A reliable, selective and specific liquid chromatography tandem mass spectrometric method for determination of ATRA in human plasma has been developed and validated. Samples were isolated by LLE, separated on a C18 column and quantified by LC-MS-MS. The assay exhibited adequate sensitivity, acceptable precision and excellent stability for the quantification of ATRA in human plasma resulting from the pharmacokinetic, bioavailability or bioequivalence studies of ATRA. In addition, when compared with previous studies, the developed method exhibited excellent stability and selectivity for analyzing large samples in pharmacokinetic studies of ATRA. The method has been successfully applied to a bioequivalence study of ATRA in healthy Chinese male volunteers.

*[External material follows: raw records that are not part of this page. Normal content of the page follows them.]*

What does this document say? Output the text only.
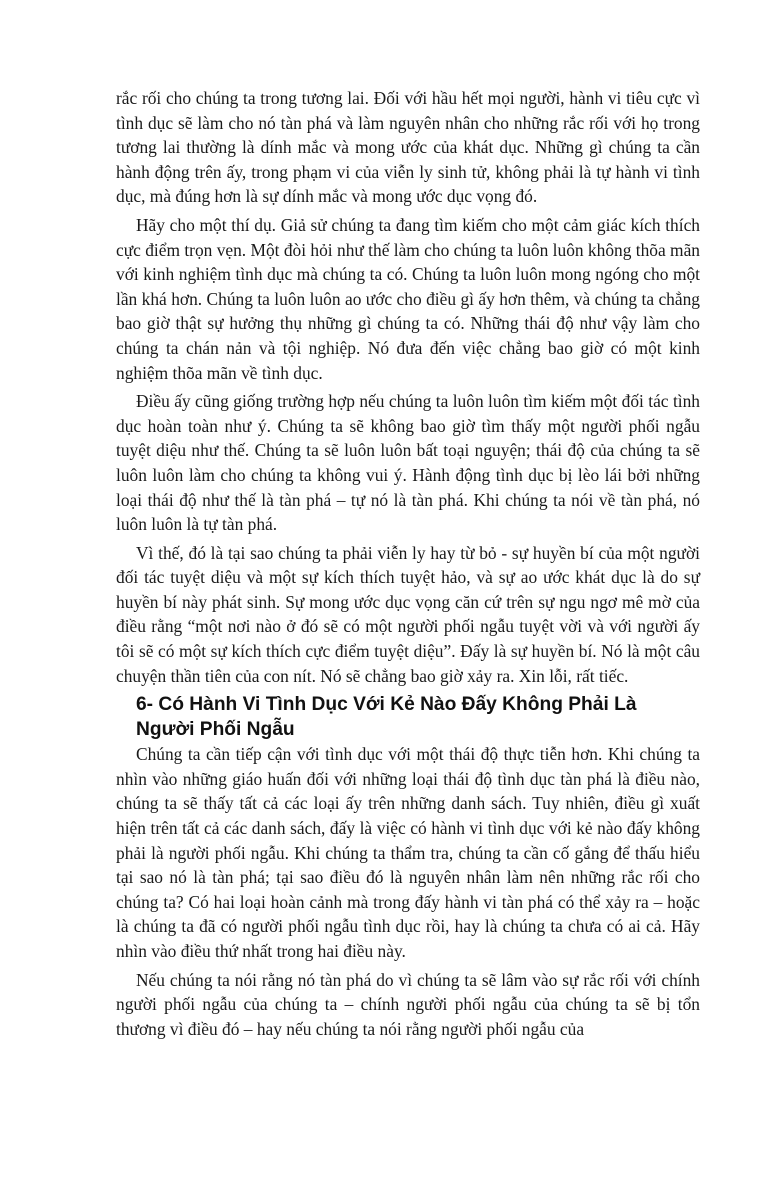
rắc rối cho chúng ta trong tương lai. Đối với hầu hết mọi người, hành vi tiêu cực vì tình dục sẽ làm cho nó tàn phá và làm nguyên nhân cho những rắc rối với họ trong tương lai thường là dính mắc và mong ước của khát dục. Những gì chúng ta cần hành động trên ấy, trong phạm vi của viễn ly sinh tử, không phải là tự hành vi tình dục, mà đúng hơn là sự dính mắc và mong ước dục vọng đó.

Hãy cho một thí dụ. Giả sử chúng ta đang tìm kiếm cho một cảm giác kích thích cực điểm trọn vẹn. Một đòi hỏi như thế làm cho chúng ta luôn luôn không thõa mãn với kinh nghiệm tình dục mà chúng ta có. Chúng ta luôn luôn mong ngóng cho một lần khá hơn. Chúng ta luôn luôn ao ước cho điều gì ấy hơn thêm, và chúng ta chẳng bao giờ thật sự hưởng thụ những gì chúng ta có. Những thái độ như vậy làm cho chúng ta chán nản và tội nghiệp. Nó đưa đến việc chẳng bao giờ có một kinh nghiệm thõa mãn về tình dục.

Điều ấy cũng giống trường hợp nếu chúng ta luôn luôn tìm kiếm một đối tác tình dục hoàn toàn như ý. Chúng ta sẽ không bao giờ tìm thấy một người phối ngẫu tuyệt diệu như thế. Chúng ta sẽ luôn luôn bất toại nguyện; thái độ của chúng ta sẽ luôn luôn làm cho chúng ta không vui ý. Hành động tình dục bị lèo lái bởi những loại thái độ như thế là tàn phá – tự nó là tàn phá. Khi chúng ta nói về tàn phá, nó luôn luôn là tự tàn phá.

Vì thế, đó là tại sao chúng ta phải viễn ly hay từ bỏ - sự huyền bí của một người đối tác tuyệt diệu và một sự kích thích tuyệt hảo, và sự ao ước khát dục là do sự huyền bí này phát sinh. Sự mong ước dục vọng căn cứ trên sự ngu ngơ mê mờ của điều rằng “một nơi nào ở đó sẽ có một người phối ngẫu tuyệt vời và với người ấy tôi sẽ có một sự kích thích cực điểm tuyệt diệu”. Đấy là sự huyền bí. Nó là một câu chuyện thần tiên của con nít. Nó sẽ chẳng bao giờ xảy ra. Xin lỗi, rất tiếc.

6- Có Hành Vi Tình Dục Với Kẻ Nào Đấy Không Phải Là Người Phối Ngẫu

Chúng ta cần tiếp cận với tình dục với một thái độ thực tiễn hơn. Khi chúng ta nhìn vào những giáo huấn đối với những loại thái độ tình dục tàn phá là điều nào, chúng ta sẽ thấy tất cả các loại ấy trên những danh sách. Tuy nhiên, điều gì xuất hiện trên tất cả các danh sách, đấy là việc có hành vi tình dục với kẻ nào đấy không phải là người phối ngẫu. Khi chúng ta thẩm tra, chúng ta cần cố gắng để thấu hiểu tại sao nó là tàn phá; tại sao điều đó là nguyên nhân làm nên những rắc rối cho chúng ta? Có hai loại hoàn cảnh mà trong đấy hành vi tàn phá có thể xảy ra – hoặc là chúng ta đã có người phối ngẫu tình dục rồi, hay là chúng ta chưa có ai cả. Hãy nhìn vào điều thứ nhất trong hai điều này.

Nếu chúng ta nói rằng nó tàn phá do vì chúng ta sẽ lâm vào sự rắc rối với chính người phối ngẫu của chúng ta – chính người phối ngẫu của chúng ta sẽ bị tổn thương vì điều đó – hay nếu chúng ta nói rằng người phối ngẫu của
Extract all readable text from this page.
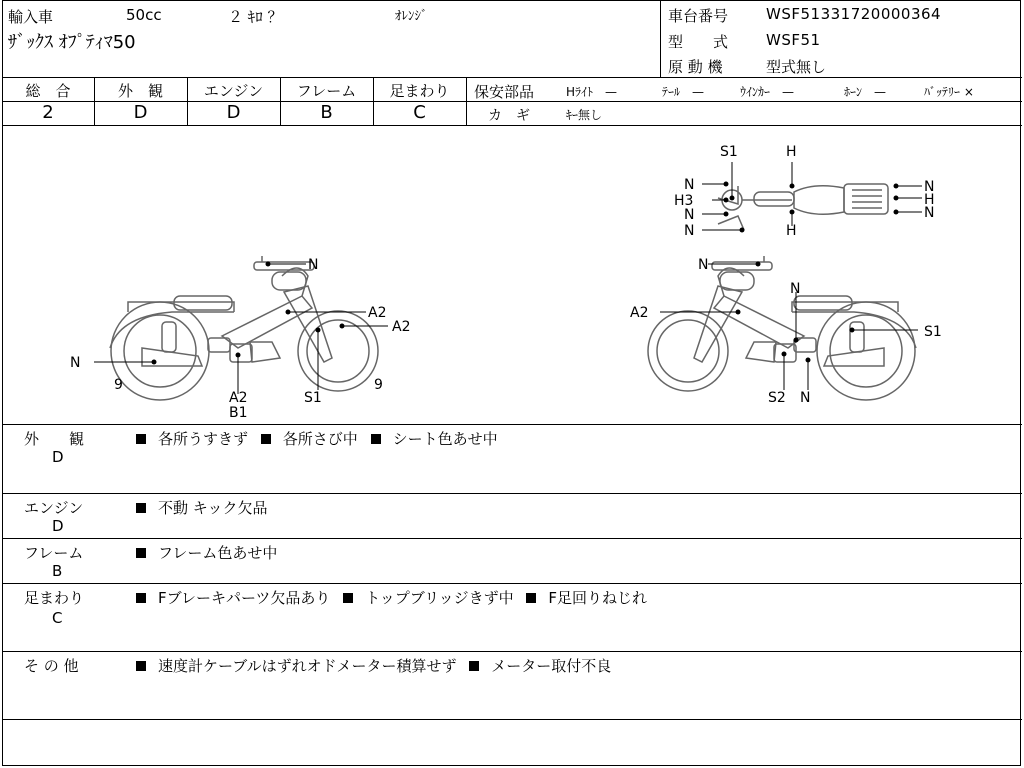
輸入車	50cc	２ ｷﾛ ？	ｵﾚﾝｼﾞ
ｻﾞｯｸｽ ｵﾌﾟﾃｨﾏ50
車台番号	WSF51331720000364
型　　式	WSF51
原 動 機	型式無し
総　合	外　観	エンジン	フレーム	足まわり
2	D	D	B	C
保安部品	Hﾗｲﾄ　—	ﾃｰﾙ　—	ｳｲﾝｶｰ　—	ﾎｰﾝ　—	ﾊﾞｯﾃﾘｰ ×
カ　ギ	ｷｰ無し
N
A2
A2
N
9
A2
B1
S1
9
N
N
A2
S1
S2 N
S1	H
N
H3
N
N	H
N
H
N
外　　観
D
各所うすきず 各所さび中 シート色あせ中
エンジン
D
不動 キック欠品
フレーム
B
フレーム色あせ中
足まわり
C
Fブレーキパーツ欠品あり トップブリッジきず中 F足回りねじれ
そ の 他	速度計ケーブルはずれオドメーター積算せず メーター取付不良
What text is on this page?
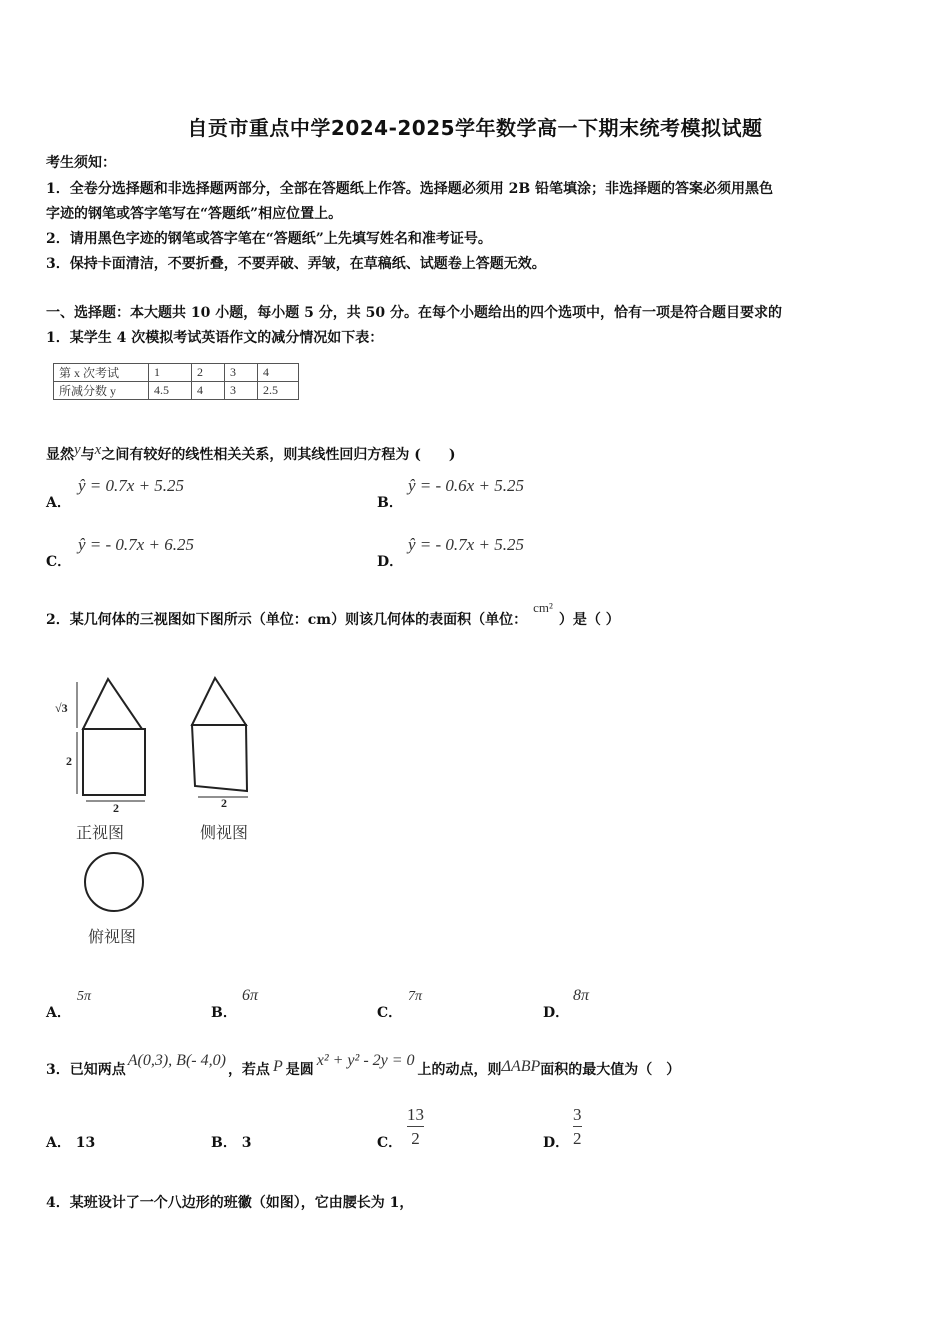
自贡市重点中学2024-2025学年数学高一下期末统考模拟试题
考生须知：
1．全卷分选择题和非选择题两部分，全部在答题纸上作答。选择题必须用 2B 铅笔填涂；非选择题的答案必须用黑色
字迹的钢笔或答字笔写在“答题纸”相应位置上。
2．请用黑色字迹的钢笔或答字笔在“答题纸”上先填写姓名和准考证号。
3．保持卡面清洁，不要折叠，不要弄破、弄皱，在草稿纸、试题卷上答题无效。
一、选择题：本大题共 10 小题，每小题 5 分，共 50 分。在每个小题给出的四个选项中，恰有一项是符合题目要求的
1．某学生 4 次模拟考试英语作文的减分情况如下表：
第 x 次考试	1	2	3	4
所减分数 y	4.5	4	3	2.5
显然y与x之间有较好的线性相关关系，则其线性回归方程为 (　　)
A．
ŷ = 0.7x + 5.25
B．
ŷ = - 0.6x + 5.25
C．
ŷ = - 0.7x + 6.25
D．
ŷ = - 0.7x + 5.25
2．某几何体的三视图如下图所示（单位：cm）则该几何体的表面积（单位：cm²）是（ ）
√3
2
2	2
正视图	侧视图
俯视图
A．
5π
B．
6π
C．
7π
D．
8π
3．已知两点A(0,3), B(- 4,0)，若点 P 是圆x² + y² - 2y = 0上的动点，则ΔABP面积的最大值为（　）
A． 13	B． 3	C．
13
2	D．
3
2
4．某班设计了一个八边形的班徽（如图），它由腰长为 1，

This work was supported by the National Scientific Foundation of China (No. 81001471, 81302850), General Financial Grant from the China postdoctoral Science Foundation (2013M542146, 2013M531817), the Fundamental Research Funds for the Central Universities of Central South University (2012QNZT084, 201012200133, 201012200047, and 1681−7608040003), and the postdoctoral Science Foundation of Central South University (74341016093).
Conflicts of Interest
The author declares no conflict of interest.